Posted: Tue Nov 18, 2014 3:39 pm
by sam334
It is always be 1 minute 22 seconds. The way data is right now, it is not going to be hour.

I mean, it will be minute and second.

Posted: Tue Nov 18, 2014 4:15 pm
by chulett
Are you looking for something... fancy? You could always use Field() to split the minutes and seconds then concat the results together. Left pad zeroes onto the short numbers.

Posted: Tue Nov 18, 2014 5:28 pm
by kumar_s
You can use StringToTime as well. With just %nn:%ss to map it to a time field.
But you ll need a padding of zero anyway.

Posted: Tue Nov 18, 2014 6:13 pm
by qt_ky
This looks like a Server job question; StringToTime is a parallel function.

So just to confirm, what does the actual input data look like for call times over an hour? That example makes a difference in your logic.

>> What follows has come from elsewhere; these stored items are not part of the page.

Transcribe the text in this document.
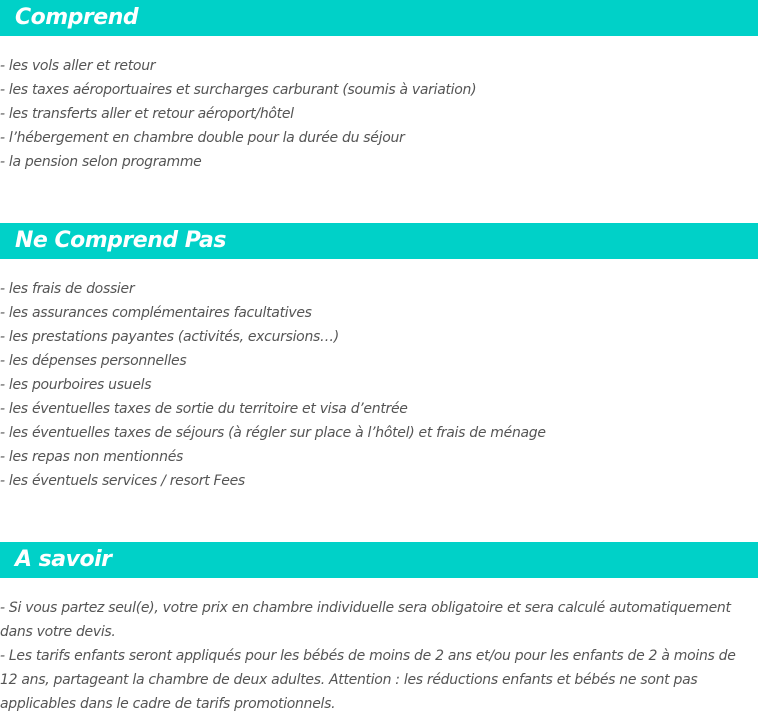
Comprend
- les vols aller et retour
- les taxes aéroportuaires et surcharges carburant (soumis à variation)
- les transferts aller et retour aéroport/hôtel
- l’hébergement en chambre double pour la durée du séjour
- la pension selon programme
Ne Comprend Pas
- les frais de dossier
- les assurances complémentaires facultatives
- les prestations payantes (activités, excursions…)
- les dépenses personnelles
- les pourboires usuels
- les éventuelles taxes de sortie du territoire et visa d’entrée
- les éventuelles taxes de séjours (à régler sur place à l’hôtel) et frais de ménage
- les repas non mentionnés
- les éventuels services / resort Fees
A savoir

- Si vous partez seul(e), votre prix en chambre individuelle sera obligatoire et sera calculé automatiquement dans votre devis.

- Les tarifs enfants seront appliqués pour les bébés de moins de 2 ans et/ou pour les enfants de 2 à moins de 12 ans, partageant la chambre de deux adultes. Attention : les réductions enfants et bébés ne sont pas applicables dans le cadre de tarifs promotionnels.
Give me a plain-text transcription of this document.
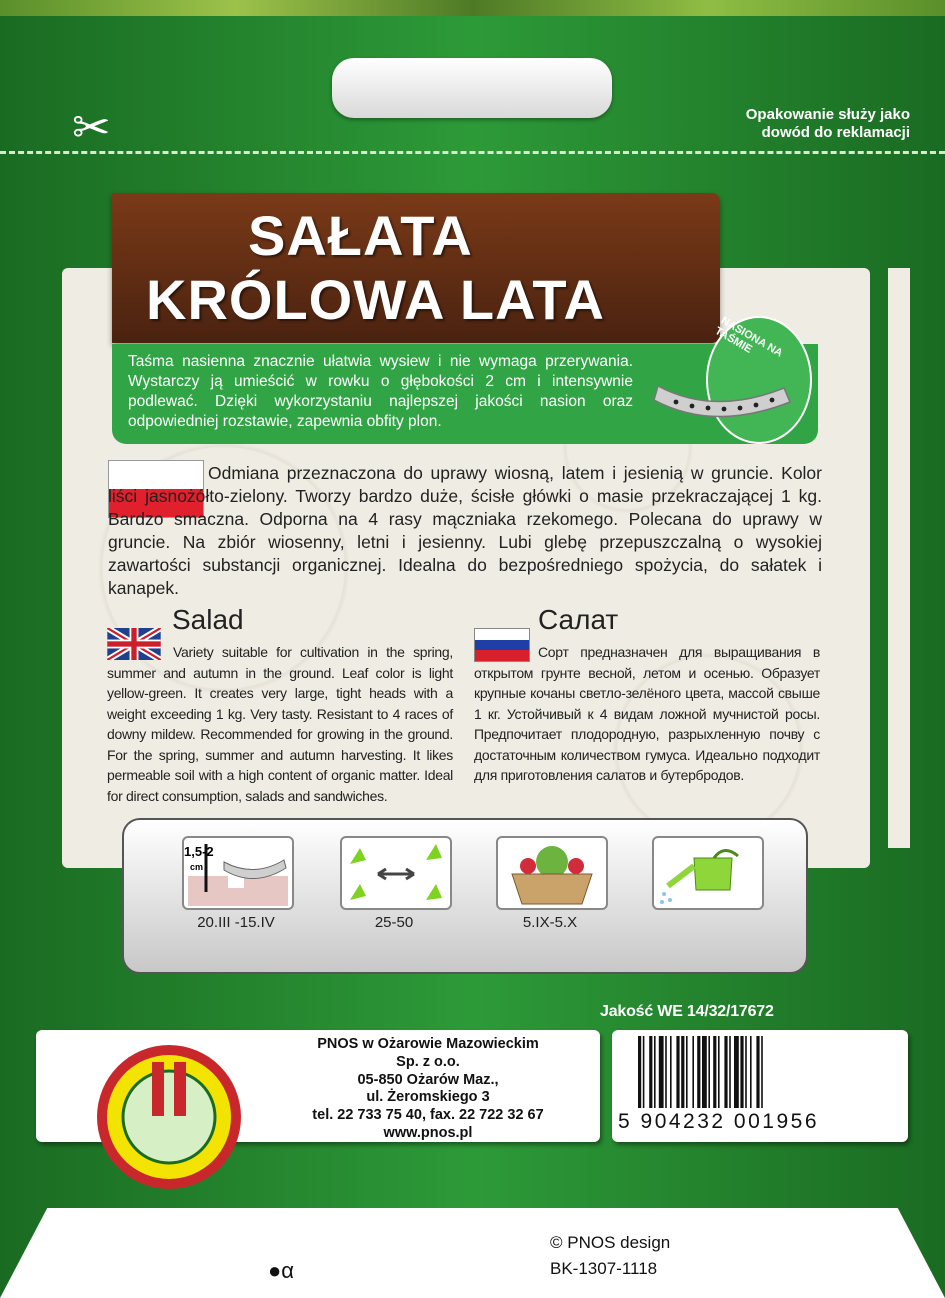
✂	Opakowanie służy jako
dowód do reklamacji
SAŁATA
KRÓLOWA LATA
Taśma nasienna znacznie ułatwia wysiew i nie wymaga przerywania. Wystarczy ją umieścić w rowku o głębokości 2 cm i intensywnie podlewać. Dzięki wykorzystaniu najlepszej jakości nasion oraz odpowiedniej rozstawie, zapewnia obfity plon.
NASIONA NA TAŚMIE
Odmiana przeznaczona do uprawy wiosną, latem i jesienią w gruncie. Kolor liści jasnożółto-zielony. Tworzy bardzo duże, ścisłe główki o masie przekraczającej 1 kg. Bardzo smaczna. Odporna na 4 rasy mączniaka rzekomego. Polecana do uprawy w gruncie. Na zbiór wiosenny, letni i jesienny. Lubi glebę przepuszczalną o wysokiej zawartości substancji organicznej. Idealna do bezpośredniego spożycia, do sałatek i kanapek.
Salad
Variety suitable for cultivation in the spring, summer and autumn in the ground. Leaf color is light yellow-green. It creates very large, tight heads with a weight exceeding 1 kg. Very tasty. Resistant to 4 races of downy mildew. Recommended for growing in the ground. For the spring, summer and autumn harvesting. It likes permeable soil with a high content of organic matter. Ideal for direct consumption, salads and sandwiches.
Салат
Сорт предназначен для выращивания в открытом грунте весной, летом и осенью. Образует крупные кочаны светло-зелёного цвета, массой свыше 1 кг. Устойчивый к 4 видам ложной мучнистой росы. Предпочитает плодородную, разрыхленную почву с достаточным количеством гумуса. Идеально подходит для приготовления салатов и бутербродов.
1,5-2
cm
20.III -15.IV	25-50	5.IX-5.X
Jakość WE 14/32/17672
PNOS w Ożarowie Mazowieckim
Sp. z o.o.
05-850 Ożarów Maz.,
ul. Żeromskiego 3
tel. 22 733 75 40, fax. 22 722 32 67
www.pnos.pl	5 904232 001956
© PNOS design
BK-1307-1118
●α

Posted: Tue Nov 18, 2014 6:48 pm
by chulett
He noted there would never be an hour component, so always minutes and seconds less than one hour is how I read that.

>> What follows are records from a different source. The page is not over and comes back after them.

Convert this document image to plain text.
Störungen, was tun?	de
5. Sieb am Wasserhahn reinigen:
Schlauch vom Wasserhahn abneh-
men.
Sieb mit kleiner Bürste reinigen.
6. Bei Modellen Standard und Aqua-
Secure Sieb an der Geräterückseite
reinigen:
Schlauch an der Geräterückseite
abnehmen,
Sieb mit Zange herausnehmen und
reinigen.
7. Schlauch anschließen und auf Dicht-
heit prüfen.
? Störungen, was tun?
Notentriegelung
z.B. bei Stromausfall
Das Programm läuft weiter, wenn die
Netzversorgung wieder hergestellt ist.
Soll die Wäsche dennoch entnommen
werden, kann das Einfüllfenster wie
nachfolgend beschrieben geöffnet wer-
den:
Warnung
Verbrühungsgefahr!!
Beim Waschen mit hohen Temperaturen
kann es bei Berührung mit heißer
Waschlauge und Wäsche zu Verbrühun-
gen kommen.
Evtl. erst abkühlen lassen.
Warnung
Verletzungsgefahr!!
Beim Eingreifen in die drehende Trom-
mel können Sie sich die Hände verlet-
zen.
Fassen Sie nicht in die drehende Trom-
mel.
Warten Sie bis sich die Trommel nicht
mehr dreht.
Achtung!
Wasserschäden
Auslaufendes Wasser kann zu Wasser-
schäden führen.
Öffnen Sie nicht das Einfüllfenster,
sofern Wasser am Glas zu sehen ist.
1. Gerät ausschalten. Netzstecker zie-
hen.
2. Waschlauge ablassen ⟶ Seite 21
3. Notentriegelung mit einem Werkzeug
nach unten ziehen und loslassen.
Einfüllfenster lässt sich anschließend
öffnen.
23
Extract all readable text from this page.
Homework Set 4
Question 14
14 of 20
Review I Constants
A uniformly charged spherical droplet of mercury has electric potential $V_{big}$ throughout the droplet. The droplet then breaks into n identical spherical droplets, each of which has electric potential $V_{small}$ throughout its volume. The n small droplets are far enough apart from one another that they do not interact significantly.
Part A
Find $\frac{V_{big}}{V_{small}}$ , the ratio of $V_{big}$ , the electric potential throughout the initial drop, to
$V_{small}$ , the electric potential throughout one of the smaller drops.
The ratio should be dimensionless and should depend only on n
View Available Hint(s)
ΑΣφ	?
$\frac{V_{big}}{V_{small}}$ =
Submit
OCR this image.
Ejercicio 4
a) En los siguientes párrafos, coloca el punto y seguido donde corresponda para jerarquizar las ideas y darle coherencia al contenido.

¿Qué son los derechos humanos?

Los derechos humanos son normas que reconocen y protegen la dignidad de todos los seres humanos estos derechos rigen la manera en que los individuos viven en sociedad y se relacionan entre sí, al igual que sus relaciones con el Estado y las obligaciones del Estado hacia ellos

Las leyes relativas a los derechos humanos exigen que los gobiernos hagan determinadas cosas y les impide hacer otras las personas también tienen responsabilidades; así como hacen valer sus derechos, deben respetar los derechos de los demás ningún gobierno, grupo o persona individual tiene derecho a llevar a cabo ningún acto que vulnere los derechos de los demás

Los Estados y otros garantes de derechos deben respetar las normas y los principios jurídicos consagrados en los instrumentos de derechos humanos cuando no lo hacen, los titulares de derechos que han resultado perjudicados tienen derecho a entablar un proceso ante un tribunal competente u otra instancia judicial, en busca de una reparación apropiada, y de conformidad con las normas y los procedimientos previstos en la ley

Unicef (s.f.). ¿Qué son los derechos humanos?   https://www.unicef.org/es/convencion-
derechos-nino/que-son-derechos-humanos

Posted: Tue Nov 18, 2014 7:18 pm
by qt_ky
Yes it just leaves a little too much up to my imagination. :wink:

A really, really bad call in real life could go on for 50 hours and 30 seconds. Just curious in the data if that would look like 3000.30 or if calls > 59 minutes may be filtered out. If the latter, then the conversion logic is simpler.

Posted: Tue Nov 18, 2014 8:29 pm
by sam334
All,
It is a calculation of time taken to attend a call. So, there are actually all calculations in SQL query which gives the result of this. I found from january the value never crosses minutes border.

So, we believe, it will be always m.ss format.

Posted: Tue Nov 18, 2014 8:31 pm
by ray.wurlod
I'd use a Fmt() function. Something like

Code: Select all

Fmt(DIGITS(InLink.TheValue), "R##:##")

Posted: Tue Nov 18, 2014 8:40 pm
by chulett
sam334 wrote:So, we believe, it will be always m.ss format.
It's good to believe... better to be certain. :wink:

Posted: Wed Nov 19, 2014 9:05 am
by sam334
It will be a concatenation of Certain and Believe :)

I used the FMT code above. The output is 00:00. The input column 1.15 and 1.22 are varchar(1) and varchar(3). And the output data type is same. Do i need to change the output data type to time or anything..

Thanks.

Posted: Wed Nov 19, 2014 10:43 am
by chulett
Varchar 1 & 3? How does that work? Seems to me your fields would need to be Varchar 5 to accomodate a full value - double digits for both plus the delimiter. And the target would need to be 8. :?

An alternative to Ray's fancy FMT:

Code: Select all

'00:' : FMT(FIELD(InLink.TheValue,'.',1),'2"0"R')) : ':' : FMT(FIELD(InLink.TheValue,'.',2),'2"0"R'))
All off the top of my head so YMMV. :wink:
sam334 wrote:Do i need to change the output data type to time or anything
You tell us... what is your actual target? I've been assuming a string.